I believe that such a move could provide a significant boost for the global VoIP market, bringing the technology into the consumer mainstream, but I am sceptical of the social media giant’s ability to usurp established operators in the enterprise sector.

While the use of cloud-based telephony systems is becoming more widespread in organisations, VoIP calling has remained something of a niche activity in the consumer sector.

Services like Skype have been around a while, and have been a hit with people who make lots of international calls, but with most consumers having plenty of call minutes included in their monthly mobile tariffs and VoIP quickly eating up data allowances, they have never really taken the domestic mass market by storm.

With over a billion users worldwide, Facebook could stand a strong chance of establishing VoIP calling in the mainstream consumer market. But the enterprise is a different matter entirely.

Organisations deploying cloud-based telephone systems will continue to turn to specialist operators for the foreseeable future: they need a single service that integrates mobile devices and desk-based phones with a single number, and that enables their employees to present a consistent and professional corporate image. A social network simply doesn’t fit the bill.

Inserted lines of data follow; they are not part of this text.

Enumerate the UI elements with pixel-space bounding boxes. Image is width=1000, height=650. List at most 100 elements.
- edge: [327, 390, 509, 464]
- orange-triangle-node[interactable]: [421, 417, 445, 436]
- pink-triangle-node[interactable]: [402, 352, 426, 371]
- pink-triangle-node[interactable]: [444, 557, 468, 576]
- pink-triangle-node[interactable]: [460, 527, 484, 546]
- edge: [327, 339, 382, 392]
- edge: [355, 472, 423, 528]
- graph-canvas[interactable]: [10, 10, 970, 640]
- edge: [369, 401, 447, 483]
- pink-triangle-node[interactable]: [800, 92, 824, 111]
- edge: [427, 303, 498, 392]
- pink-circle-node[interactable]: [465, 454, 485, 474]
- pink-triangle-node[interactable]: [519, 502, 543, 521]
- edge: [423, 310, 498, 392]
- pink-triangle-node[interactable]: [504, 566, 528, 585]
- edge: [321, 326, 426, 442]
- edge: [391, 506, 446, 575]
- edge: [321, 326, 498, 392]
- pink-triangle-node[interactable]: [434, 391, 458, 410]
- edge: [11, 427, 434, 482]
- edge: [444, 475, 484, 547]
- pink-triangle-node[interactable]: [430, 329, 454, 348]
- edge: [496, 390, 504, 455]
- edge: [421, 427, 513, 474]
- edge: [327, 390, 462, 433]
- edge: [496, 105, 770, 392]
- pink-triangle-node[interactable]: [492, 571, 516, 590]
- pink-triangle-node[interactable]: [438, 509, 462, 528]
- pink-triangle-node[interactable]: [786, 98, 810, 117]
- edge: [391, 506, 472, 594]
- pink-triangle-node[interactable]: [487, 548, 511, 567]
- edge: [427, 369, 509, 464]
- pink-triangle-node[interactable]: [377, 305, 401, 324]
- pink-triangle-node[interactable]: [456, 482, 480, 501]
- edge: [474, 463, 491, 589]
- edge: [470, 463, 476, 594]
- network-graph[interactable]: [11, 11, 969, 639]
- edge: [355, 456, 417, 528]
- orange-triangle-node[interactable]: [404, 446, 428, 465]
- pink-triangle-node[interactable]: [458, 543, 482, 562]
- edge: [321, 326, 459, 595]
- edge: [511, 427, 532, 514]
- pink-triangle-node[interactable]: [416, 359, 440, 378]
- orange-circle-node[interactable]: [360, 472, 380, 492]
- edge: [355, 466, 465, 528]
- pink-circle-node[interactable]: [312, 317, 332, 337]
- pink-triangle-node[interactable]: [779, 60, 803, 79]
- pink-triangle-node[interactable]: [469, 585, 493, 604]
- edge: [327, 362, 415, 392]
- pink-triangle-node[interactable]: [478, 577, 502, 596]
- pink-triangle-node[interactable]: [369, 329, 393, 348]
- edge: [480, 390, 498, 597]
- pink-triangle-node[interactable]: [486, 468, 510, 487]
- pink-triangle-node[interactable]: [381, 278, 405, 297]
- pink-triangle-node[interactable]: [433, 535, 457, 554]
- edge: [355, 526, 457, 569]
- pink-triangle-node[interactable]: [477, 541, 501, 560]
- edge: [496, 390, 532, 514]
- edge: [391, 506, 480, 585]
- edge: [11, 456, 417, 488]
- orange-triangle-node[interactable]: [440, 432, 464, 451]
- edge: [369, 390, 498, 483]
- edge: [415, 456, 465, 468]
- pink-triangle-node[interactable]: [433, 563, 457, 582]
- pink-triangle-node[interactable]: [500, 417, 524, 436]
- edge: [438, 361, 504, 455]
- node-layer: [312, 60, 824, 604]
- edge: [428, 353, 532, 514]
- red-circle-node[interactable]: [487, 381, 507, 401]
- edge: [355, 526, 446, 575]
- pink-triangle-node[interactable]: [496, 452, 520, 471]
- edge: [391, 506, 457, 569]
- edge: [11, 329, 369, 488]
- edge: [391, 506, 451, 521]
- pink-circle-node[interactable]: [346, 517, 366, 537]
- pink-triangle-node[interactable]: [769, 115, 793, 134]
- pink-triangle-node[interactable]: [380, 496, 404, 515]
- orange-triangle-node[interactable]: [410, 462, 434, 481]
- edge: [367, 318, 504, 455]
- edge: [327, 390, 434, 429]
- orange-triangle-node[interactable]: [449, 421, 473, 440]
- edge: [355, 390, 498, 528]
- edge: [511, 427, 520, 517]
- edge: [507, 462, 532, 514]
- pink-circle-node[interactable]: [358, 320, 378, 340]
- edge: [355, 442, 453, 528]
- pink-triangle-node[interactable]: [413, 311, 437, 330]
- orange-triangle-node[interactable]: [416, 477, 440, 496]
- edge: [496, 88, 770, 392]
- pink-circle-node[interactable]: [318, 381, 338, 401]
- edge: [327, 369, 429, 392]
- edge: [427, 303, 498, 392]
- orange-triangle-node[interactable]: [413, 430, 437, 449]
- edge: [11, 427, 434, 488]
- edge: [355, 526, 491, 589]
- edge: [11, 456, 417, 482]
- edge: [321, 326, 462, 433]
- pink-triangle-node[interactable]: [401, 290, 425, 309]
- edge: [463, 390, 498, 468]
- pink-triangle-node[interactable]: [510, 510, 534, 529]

Equally, non-specialist service providers are not going to be able to supply the same kind of comprehensive and rich list of features that IP telephony operators can provide for their customers to improve workforce productivity.

Finally, companies like Facebook would be unable to deliver savings on the same scale as the specialist IP telephony operators: by combining voice and data services on the same tariff with a single supplier, organisations can save up to 60 per cent compared to traditional phone systems.